Of Fat and WaterPosted by Pailin Chongchitnant on Friday, July 8th, 2011
In browsing Herve This’ recipes, (please refer to this article for the history of why I am browsing through Herve This works) I found an interesting piece that is approachable and completely try-able at home, and I thought it would be of practical value to all. It’s an idea I have been interested in personally, and I have tried to utilize this concept in a few of my dishes. It is the idea of extracting from a piece of food fat-soluble flavor compounds and water-soluble ones in two stages in order to make sure I get every last bit of flavor that exists in that piece of food.
Here, Herve This applies it to the lobster. I have tried to do with Thai recipes, notably the Tom Yum Soup, where we normally simmer lemongrass, kaffir lime leaves, and galangal in water. I tried sautéing the herbs first before adding water, or even adding vodka to the soup to coax out any alcohol-soluble compounds out. I can’t say I found an astounding difference, but admittedly there were other confounding variables and I didn’t make two versions side by side, although it would be an interesting experiment to try. If you want to try to make a Tom Yum Soup at home using two techniques, please feel free and let me know how it goes. Here is my video recipe of the traditional recipe.
He also introduces to me the “kientzheim”, which sounds deathly delicious (and deathly to your arteries…) Another concept discussed is the emulsion of fat and water which he seems to revisit over and over again throughout this book using different fats and waters.
So here goes the translation:
Two Flavors From One
In making the lobster bisque, we classically brown the shells in oil, and then extract the aromatic compounds by simmering it in water. However, our chemistry knowledge tells us that the flavor compounds developed by this process are divided into two types: fat soluble and water soluble.
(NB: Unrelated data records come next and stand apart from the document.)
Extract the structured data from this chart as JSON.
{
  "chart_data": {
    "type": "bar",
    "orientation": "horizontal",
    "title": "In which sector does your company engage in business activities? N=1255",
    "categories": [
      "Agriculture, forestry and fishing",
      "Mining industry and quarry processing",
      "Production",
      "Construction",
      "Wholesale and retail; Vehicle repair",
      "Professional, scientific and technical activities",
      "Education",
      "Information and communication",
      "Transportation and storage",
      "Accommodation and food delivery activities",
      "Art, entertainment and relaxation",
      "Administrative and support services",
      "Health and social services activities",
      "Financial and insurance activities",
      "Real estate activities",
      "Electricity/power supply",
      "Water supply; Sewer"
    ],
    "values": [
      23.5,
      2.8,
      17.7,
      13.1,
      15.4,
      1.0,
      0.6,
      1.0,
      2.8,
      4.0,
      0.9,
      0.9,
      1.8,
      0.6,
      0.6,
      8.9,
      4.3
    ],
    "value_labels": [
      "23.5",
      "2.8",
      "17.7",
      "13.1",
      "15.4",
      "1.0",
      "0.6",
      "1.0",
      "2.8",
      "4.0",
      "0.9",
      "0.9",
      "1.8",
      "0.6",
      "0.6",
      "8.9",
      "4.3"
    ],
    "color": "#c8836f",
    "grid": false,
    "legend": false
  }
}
From this idea, we brown crushed lobster shells (so that we maximize the browning and thus miximize the development of aromatic compounds). Then we heat it, covered, slowly in some butter. This butter will then be whipped into a “Chantilly butter” or be made into a “keintzheim” (lobster butter keintzheim)
Then, the shells will be heated slowly in water, with some aromatic herbs, in order to extract the water soluble compounds, at which point we will have obtained two flavors derived from one.
The idea here is to serve the two parts together, and putting on one plate both the water flavor and fat flavor of the lobster.
Note 1: Chantilly butter is a method invented based on the crème Chantilly (whipped cream), which is an emulsion that we whip up. Here, we make an emulsion of butter and a flavored water, then we whip it on ice in order to obtain a consistency of whipped cream without the cream. We can easily imagine the lobster butter Chantilly on a grilled lobster.
Note 2: The kientzheim (named in honor of an Alsatian village of the same name) is a sauce made by the same method as a mayonnaise, except we replace oil with melted butter. So we can imagine a lobster butter kientzheim on a grilled lobster.